Their eyes were light with beauty, the beauty of being in a land without war, the beauty of bringing a new life into the world. Yet their bodies were heavy with suffering. They were filthy dirty after thousands of miles of migration over the long, treacherous road. Their shoulders sagged under the weight of years of homelessness, for their first home had been destroyed by bombs and their home since then had been tiny spaces of little kindnesses people had shown them along the way. 

They were quiet with the silence of the fear of the unknown. 

The nun was especially struck by the sight of Maria. She was sitting on the bottom step of the church, her bare feet pressed flat against the concrete sidewalk, her arms wrapped around her swollen belly, and her face anguished in the pains of labor.

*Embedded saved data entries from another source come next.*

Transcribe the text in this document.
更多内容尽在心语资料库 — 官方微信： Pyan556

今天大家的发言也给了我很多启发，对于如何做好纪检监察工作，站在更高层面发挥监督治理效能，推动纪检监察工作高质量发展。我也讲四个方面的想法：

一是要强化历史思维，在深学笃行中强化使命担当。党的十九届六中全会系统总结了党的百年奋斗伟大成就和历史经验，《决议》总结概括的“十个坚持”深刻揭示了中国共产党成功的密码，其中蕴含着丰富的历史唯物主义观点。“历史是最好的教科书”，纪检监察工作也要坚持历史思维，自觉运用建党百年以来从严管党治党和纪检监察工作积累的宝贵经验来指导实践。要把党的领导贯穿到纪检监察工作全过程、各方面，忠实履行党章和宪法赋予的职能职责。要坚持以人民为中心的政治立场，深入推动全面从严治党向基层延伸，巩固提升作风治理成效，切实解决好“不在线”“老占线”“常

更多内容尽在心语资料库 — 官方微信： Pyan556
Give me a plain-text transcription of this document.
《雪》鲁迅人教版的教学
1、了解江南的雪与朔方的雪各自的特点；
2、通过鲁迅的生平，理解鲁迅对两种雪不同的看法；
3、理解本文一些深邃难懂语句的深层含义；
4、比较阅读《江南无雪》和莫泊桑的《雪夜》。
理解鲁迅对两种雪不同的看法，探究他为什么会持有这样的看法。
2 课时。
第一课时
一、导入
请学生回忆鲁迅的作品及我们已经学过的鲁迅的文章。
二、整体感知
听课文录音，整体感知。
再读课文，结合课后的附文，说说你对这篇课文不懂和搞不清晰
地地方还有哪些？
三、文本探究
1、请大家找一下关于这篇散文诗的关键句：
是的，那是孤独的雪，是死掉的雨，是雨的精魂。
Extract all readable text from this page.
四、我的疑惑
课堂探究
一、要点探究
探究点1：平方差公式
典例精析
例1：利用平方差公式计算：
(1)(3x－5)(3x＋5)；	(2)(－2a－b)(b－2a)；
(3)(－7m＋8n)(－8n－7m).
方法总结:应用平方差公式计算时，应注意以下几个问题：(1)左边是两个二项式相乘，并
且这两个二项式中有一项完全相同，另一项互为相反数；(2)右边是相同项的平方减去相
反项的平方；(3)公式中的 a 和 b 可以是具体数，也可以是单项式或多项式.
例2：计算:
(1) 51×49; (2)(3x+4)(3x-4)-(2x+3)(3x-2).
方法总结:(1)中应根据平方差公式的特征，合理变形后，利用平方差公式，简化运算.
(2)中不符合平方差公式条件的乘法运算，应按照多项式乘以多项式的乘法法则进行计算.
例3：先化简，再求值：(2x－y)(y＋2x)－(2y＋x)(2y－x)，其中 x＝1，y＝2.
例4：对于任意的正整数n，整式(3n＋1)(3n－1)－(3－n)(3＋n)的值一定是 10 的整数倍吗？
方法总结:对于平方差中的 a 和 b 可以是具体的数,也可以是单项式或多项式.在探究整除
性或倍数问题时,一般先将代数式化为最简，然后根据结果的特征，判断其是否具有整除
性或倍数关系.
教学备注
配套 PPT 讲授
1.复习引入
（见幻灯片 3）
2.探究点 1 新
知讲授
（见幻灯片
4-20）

"Vamanos á la carro," said the nun. "We have to get to the hospital now!"

Tomás

Listen.

He’s a genius, but no one knows this about him except me. He looks at the world with a heart and mind full of curiosity. That is how I first learned about him - because of his curiosity about whales. 

"There's a boy who knows a lot about whales," came the word over the water. And he did. 

He drew a beautiful, detailed picture of a bowhead whale and wrote beneath it - "A bowhead whale's blubber is over two feet thick so it can withstand the Arctic cold. The bowhead can create it's own breathing hole by breaking through ice up to one foot thick." 

He drew a blue whale and wrote - A blue whale's heart is as big as a Volkswagon Beetle, but it's ears are the size of the point of a pencil." 

And he drew a sperm whale with these words - "For many years, oil from a sperm whale's head was used to provide light for people. In fact, people measure the strength of light in lumens, which is the light of one pure white spermaceti candle." 

He’s a whale genius.

It’s not his ingenuity that causes me to love him, though. No, I don't love him for what he can do. I love him for what he can't do. He’s ten years old and he can’t speak. He hasn't spoken a single word in his whole life.

When he was two, his mamí talked with him in the language of poetry as she walked with him tied to her back down the long rows of peaches under the South Carolina sun. His mamí reached up to the trees, took the peaches in her hands, and rubbed the fuzzy skin against his soft cheek and whispered,

Amo el trozo de tierra que tú eres
porque de las praderas planetarias
otra estrella no tengo. Tú repites
la multiplicación del universo.

I love the handful of earth you are.
Because of it's meadows, vast as a planet,
I have no other star. You are my replica
of the multiplying universe.

She waited for him to talk back to her in toddling language, to say words like mamí and amo and tú, but he didn't say them. He didn't say anything at all. He only looked at her with his wide, unblinking, brown eyes, eyes the color of the deep parts of the earth, and jutted out his little, bottom lip as if to say, "There’s much I want to say, but I can't. I just can't find the words."

Now, people ask him, "What's your name?" or "How old are you?" or "How are you?" and he answers them with a whistle instead of with words. They ask his abuelo and mamí, "What's wrong with him?" and they simply sigh the sighs of people who have carried heavy loads on their backs and in their hearts and answer, "Dios sabe, God knows." 

I know, too. 

I want to tell you so you will know. 


That's the purpose of life, right? To know and to be known. If I don't tell you his story, if I don't help you hear him, then he might never be known. And that would be sad, because he is someone the world needs to know.